Re: [RFC 00/12] locking: Separate lock tracepoints from lockdep/lock_stat (v1)

From: Mathieu Desnoyers
Date: Wed Feb 09 2022 - 13:39:25 EST


----- On Feb 9, 2022, at 1:19 PM, Waiman Long longman@xxxxxxxxxx wrote:

> On 2/9/22 04:09, Peter Zijlstra wrote:
>> On Tue, Feb 08, 2022 at 10:41:56AM -0800, Namhyung Kim wrote:
>>
>>> Eventually I'm mostly interested in the contended locks only and I
>>> want to reduce the overhead in the fast path. By moving that, it'd be
>>> easy to track contended locks with timing by using two tracepoints.
>> So why not put in two new tracepoints and call it a day?
>>
>> Why muck about with all that lockdep stuff just to preserve the name
>> (and in the process continue to blow up data structures etc..). This
>> leaves distros in a bind, will they enable this config and provide
>> tracepoints while bloating the data structures and destroying things
>> like lockref (which relies on sizeof(spinlock_t)), or not provide this
>> at all.
>>
>> Yes, the name is convenient, but it's just not worth it IMO. It makes
>> the whole proposition too much of a trade-off.
>>
>> Would it not be possible to reconstruct enough useful information from
>> the lock callsite?
>>
> I second that as I don't want to see the size of a spinlock exceeds 4
> bytes in a production system.
>
> Instead of storing additional information (e.g. lock name) directly into
> the lock itself. Maybe we can store it elsewhere and use the lock
> address as the key to locate it in a hash table. We can certainly extend
> the various lock init functions to do that. It will be trickier for
> statically initialized locks, but we can probably find a way to do that too.

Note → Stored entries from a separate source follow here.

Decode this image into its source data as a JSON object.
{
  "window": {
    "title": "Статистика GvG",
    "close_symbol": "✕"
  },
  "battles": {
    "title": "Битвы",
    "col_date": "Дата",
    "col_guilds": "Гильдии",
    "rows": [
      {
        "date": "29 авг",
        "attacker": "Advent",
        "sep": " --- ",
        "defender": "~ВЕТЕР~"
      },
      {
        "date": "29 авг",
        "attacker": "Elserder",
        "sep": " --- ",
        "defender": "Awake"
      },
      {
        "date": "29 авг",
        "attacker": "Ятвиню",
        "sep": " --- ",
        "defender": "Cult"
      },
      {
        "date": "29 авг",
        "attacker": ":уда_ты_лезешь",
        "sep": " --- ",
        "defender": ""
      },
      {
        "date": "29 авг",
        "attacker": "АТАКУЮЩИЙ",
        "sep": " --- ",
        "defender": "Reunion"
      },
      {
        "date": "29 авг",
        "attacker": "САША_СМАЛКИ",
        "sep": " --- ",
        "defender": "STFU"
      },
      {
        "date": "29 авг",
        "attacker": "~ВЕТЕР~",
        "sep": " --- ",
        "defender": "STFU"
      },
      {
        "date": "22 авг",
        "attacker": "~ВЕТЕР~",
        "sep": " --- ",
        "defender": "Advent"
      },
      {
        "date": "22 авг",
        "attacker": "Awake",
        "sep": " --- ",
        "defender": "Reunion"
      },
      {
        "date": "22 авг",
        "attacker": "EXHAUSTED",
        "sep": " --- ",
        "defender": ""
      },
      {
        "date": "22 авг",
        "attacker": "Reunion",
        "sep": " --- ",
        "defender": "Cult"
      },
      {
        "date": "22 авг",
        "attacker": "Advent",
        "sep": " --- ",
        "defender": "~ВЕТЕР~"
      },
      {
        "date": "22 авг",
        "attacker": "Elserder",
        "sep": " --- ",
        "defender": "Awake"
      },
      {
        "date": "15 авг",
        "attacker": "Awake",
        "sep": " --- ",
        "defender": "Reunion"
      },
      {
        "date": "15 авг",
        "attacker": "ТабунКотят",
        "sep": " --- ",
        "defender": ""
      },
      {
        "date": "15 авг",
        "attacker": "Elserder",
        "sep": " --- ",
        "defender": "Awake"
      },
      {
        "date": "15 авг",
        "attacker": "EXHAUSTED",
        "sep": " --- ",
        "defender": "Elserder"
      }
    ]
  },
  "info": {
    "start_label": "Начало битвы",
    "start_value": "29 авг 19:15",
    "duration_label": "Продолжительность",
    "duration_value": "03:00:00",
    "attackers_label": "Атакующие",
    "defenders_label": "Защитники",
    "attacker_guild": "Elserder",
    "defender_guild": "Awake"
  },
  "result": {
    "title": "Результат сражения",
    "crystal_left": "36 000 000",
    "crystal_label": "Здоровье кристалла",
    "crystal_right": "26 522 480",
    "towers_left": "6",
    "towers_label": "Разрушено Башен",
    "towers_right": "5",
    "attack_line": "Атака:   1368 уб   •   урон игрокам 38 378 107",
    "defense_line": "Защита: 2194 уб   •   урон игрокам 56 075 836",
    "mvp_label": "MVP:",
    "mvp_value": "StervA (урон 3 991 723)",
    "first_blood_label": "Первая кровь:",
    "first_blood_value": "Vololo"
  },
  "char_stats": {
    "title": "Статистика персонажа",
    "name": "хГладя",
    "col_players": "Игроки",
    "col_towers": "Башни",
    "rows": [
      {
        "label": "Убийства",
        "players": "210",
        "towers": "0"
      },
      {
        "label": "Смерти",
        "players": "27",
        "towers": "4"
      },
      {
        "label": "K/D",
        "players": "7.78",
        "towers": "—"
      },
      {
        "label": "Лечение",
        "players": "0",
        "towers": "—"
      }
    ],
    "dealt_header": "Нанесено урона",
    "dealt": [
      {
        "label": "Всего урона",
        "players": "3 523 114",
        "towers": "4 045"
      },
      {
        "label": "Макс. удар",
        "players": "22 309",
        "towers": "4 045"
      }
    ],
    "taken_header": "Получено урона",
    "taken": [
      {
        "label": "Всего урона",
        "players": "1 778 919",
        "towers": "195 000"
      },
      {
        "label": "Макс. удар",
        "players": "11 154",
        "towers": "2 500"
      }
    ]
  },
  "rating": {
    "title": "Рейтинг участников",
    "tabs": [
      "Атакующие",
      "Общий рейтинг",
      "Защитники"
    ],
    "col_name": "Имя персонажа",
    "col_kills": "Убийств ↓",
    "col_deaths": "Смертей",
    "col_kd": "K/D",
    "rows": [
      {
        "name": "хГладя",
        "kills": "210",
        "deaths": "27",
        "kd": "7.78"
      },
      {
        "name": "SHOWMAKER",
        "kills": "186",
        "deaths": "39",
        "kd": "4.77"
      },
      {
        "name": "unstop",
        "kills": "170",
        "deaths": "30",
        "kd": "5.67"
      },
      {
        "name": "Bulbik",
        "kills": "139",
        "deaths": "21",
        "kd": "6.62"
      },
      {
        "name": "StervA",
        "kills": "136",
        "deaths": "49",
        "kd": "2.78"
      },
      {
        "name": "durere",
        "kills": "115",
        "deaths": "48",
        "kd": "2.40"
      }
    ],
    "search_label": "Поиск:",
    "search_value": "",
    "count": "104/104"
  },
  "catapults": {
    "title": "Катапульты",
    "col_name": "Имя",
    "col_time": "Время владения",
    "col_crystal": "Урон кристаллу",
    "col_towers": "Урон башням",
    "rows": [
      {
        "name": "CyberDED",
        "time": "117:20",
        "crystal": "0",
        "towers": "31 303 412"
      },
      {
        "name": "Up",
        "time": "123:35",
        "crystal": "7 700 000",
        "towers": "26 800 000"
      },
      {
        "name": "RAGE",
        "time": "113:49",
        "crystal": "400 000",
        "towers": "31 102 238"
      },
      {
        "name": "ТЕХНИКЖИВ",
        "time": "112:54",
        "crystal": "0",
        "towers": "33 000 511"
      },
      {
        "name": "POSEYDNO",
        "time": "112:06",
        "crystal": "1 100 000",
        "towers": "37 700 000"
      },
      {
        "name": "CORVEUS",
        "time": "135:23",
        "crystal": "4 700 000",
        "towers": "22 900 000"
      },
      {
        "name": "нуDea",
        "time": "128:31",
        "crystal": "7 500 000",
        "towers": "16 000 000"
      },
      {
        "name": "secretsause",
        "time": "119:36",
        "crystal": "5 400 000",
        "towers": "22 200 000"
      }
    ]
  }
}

If we go down that route, it would be nice if we can support a few different
use-cases for various tracers out there.

One use-case (a) requires the ability to query the lock name based on its address as key.
For this a hash table is a good fit. This would allow tracers like ftrace to
output lock names in its human-readable output which is formatted within the kernel.

Another use-case (b) is to be able to "dump" the lock { name, address } tuples
into the trace stream (we call this statedump events in lttng), and do the
translation from address to name at post-processing. This simply requires
that this information is available for iteration for both the core kernel
and module locks, so the tracer can dump this information on trace start
and module load.

Use-case (b) is very similar to what is done for the kernel tracepoints. Based
on this, implementing the init code that iterates on those sections and populates
a hash table for use-case (a) should be easy enough.

Thanks,

Mathieu

--
Mathieu Desnoyers
EfficiOS Inc.
http://www.efficios.com